Me firmo, triste e chateado
Desfavelado.
(...)
Antes que me urbanizem a régua, compasso,
computador, cogito, pergunto, reclamo:
Por que não urbanizam antes
a cidade?
Era tão bom que houvesse uma cidade
na cidade lá embaixo.
(Favelário Nacional - Carlos Drummond de Andrade)
Melhor descer, lhe diziam. Aqui em cima tu não consegue nada. Lá embaixo é que é. Tem emprego, tem escola, tem grana. Tem futuro, tem mulher, tem gana. Tem honestidade e religião. Tem rosto, tem voz, tem nome. Aqui cê vive de nada em nada, boca em boca, fome em fome. Cê pisa no mato, na terra, no esgoto. Ninguém bebe a tua lágrima nem ri teu sorriso. Teu cheiro ninguém cheira e teu nome ninguém sabe. Teu samba ninguém ginga e tua boca ninguém abre. Ninguém apaga teu barraco quando pega fogo, ninguém te enxuga quando vem enchente. Aqui cê não tem ninguém nem nada. Lá embaixo é que tem gente. Cê nasceu no lado errado, ouvia. Aqui em cima tem preto, tem noite e faz frio. Tu é claro, moleque, que nem o dia. Desce que aqui tu não encontra saída. Lá embaixo tem mãe, tem pai, tem comida. Lá é que tem gente de verdade e tem vida.

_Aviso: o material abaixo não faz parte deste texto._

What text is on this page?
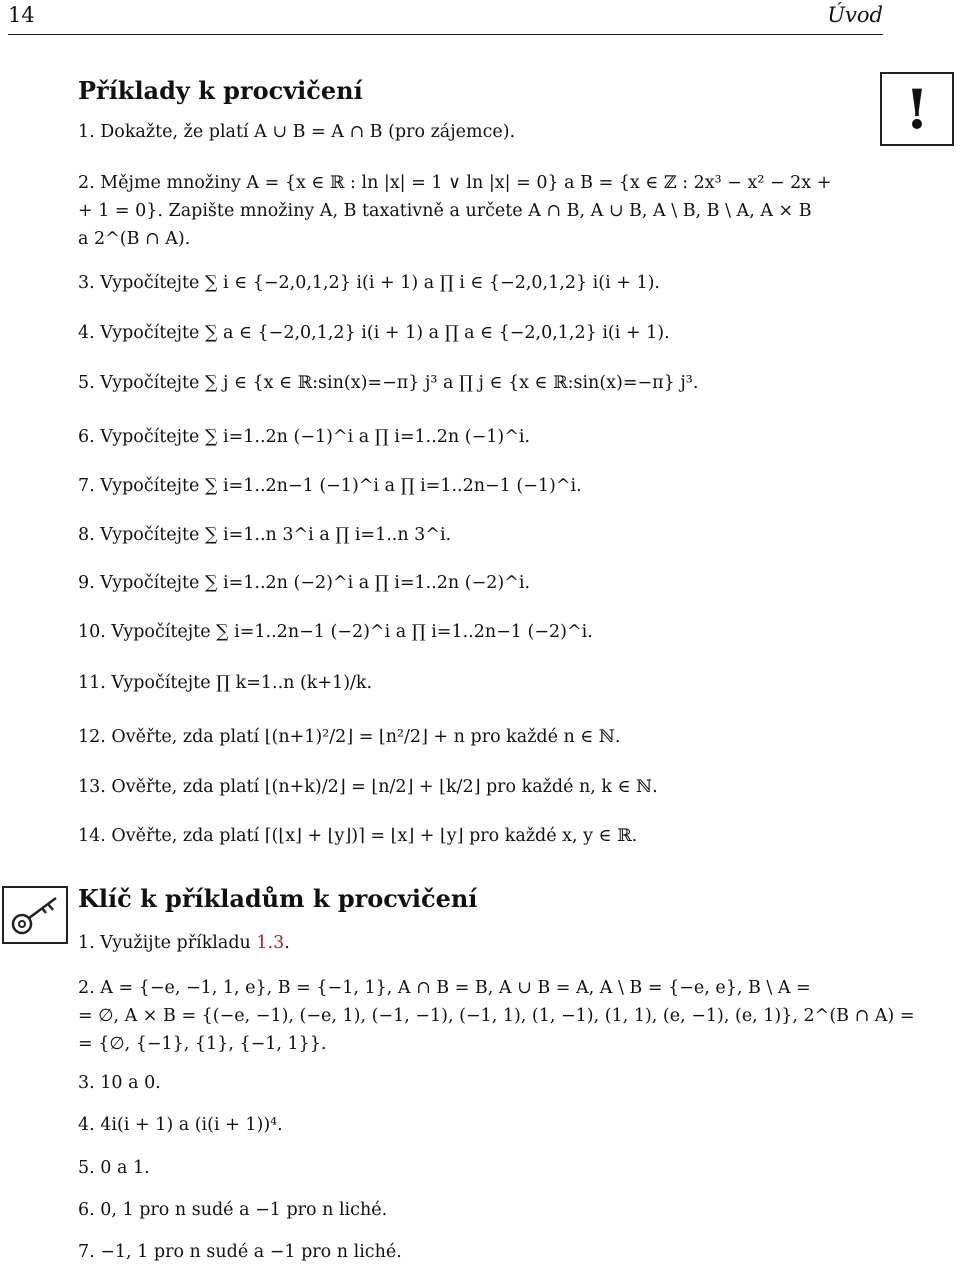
14	Úvod
Příklady k procvičení	!
1. Dokažte, že platí A ∪ B = A ∩ B (pro zájemce).
2. Mějme množiny A = {x ∈ ℝ : ln |x| = 1 ∨ ln |x| = 0} a B = {x ∈ ℤ : 2x³ − x² − 2x +
+ 1 = 0}. Zapište množiny A, B taxativně a určete A ∩ B, A ∪ B, A \ B, B \ A, A × B
a 2^(B ∩ A).
3. Vypočítejte ∑ i ∈ {−2,0,1,2} i(i + 1) a ∏ i ∈ {−2,0,1,2} i(i + 1).
4. Vypočítejte ∑ a ∈ {−2,0,1,2} i(i + 1) a ∏ a ∈ {−2,0,1,2} i(i + 1).
5. Vypočítejte ∑ j ∈ {x ∈ ℝ:sin(x)=−π} j³ a ∏ j ∈ {x ∈ ℝ:sin(x)=−π} j³.
6. Vypočítejte ∑ i=1..2n (−1)^i a ∏ i=1..2n (−1)^i.
7. Vypočítejte ∑ i=1..2n−1 (−1)^i a ∏ i=1..2n−1 (−1)^i.
8. Vypočítejte ∑ i=1..n 3^i a ∏ i=1..n 3^i.
9. Vypočítejte ∑ i=1..2n (−2)^i a ∏ i=1..2n (−2)^i.
10. Vypočítejte ∑ i=1..2n−1 (−2)^i a ∏ i=1..2n−1 (−2)^i.
11. Vypočítejte ∏ k=1..n (k+1)/k.
12. Ověřte, zda platí ⌊(n+1)²/2⌋ = ⌊n²/2⌋ + n pro každé n ∈ ℕ.
13. Ověřte, zda platí ⌊(n+k)/2⌋ = ⌊n/2⌋ + ⌊k/2⌋ pro každé n, k ∈ ℕ.
14. Ověřte, zda platí ⌈(⌊x⌋ + ⌊y⌋)⌉ = ⌊x⌋ + ⌊y⌋ pro každé x, y ∈ ℝ.
Klíč k příkladům k procvičení
1. Využijte příkladu 1.3.
2. A = {−e, −1, 1, e}, B = {−1, 1}, A ∩ B = B, A ∪ B = A, A \ B = {−e, e}, B \ A =
= ∅, A × B = {(−e, −1), (−e, 1), (−1, −1), (−1, 1), (1, −1), (1, 1), (e, −1), (e, 1)}, 2^(B ∩ A) =
= {∅, {−1}, {1}, {−1, 1}}.
3. 10 a 0.
4. 4i(i + 1) a (i(i + 1))⁴.
5. 0 a 1.
6. 0, 1 pro n sudé a −1 pro n liché.
7. −1, 1 pro n sudé a −1 pro n liché.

Desceu. Desceu do morro e foi pra baixo como a casa de dona Maria sempre ia na chuva. Andou lá por baixo como cão que cai do caminhão de mudança. Quis latir, abafaram. Quis chamar, não ouviram. Quis gritar e barraram. Aqui embaixo cê tenta e não consegue, ouvia. É tristeza, é cruel, é dureza João. É sempre sem fundo. Cê enta escalar mas vai pra baixo. Pra baixo dos toldos, paredes, encanamentos. Sob os pés dos outros, sobre os joelhos próprios. Aqui embaixo ninguém te levanta a voz e os olhos. Ninguém chora tua dor nem te faz alegria. Chorar é para os fracos, e todos choram. Melhor ir chorando moleque, lhe diziam. Aqui embaixo tu não é nada.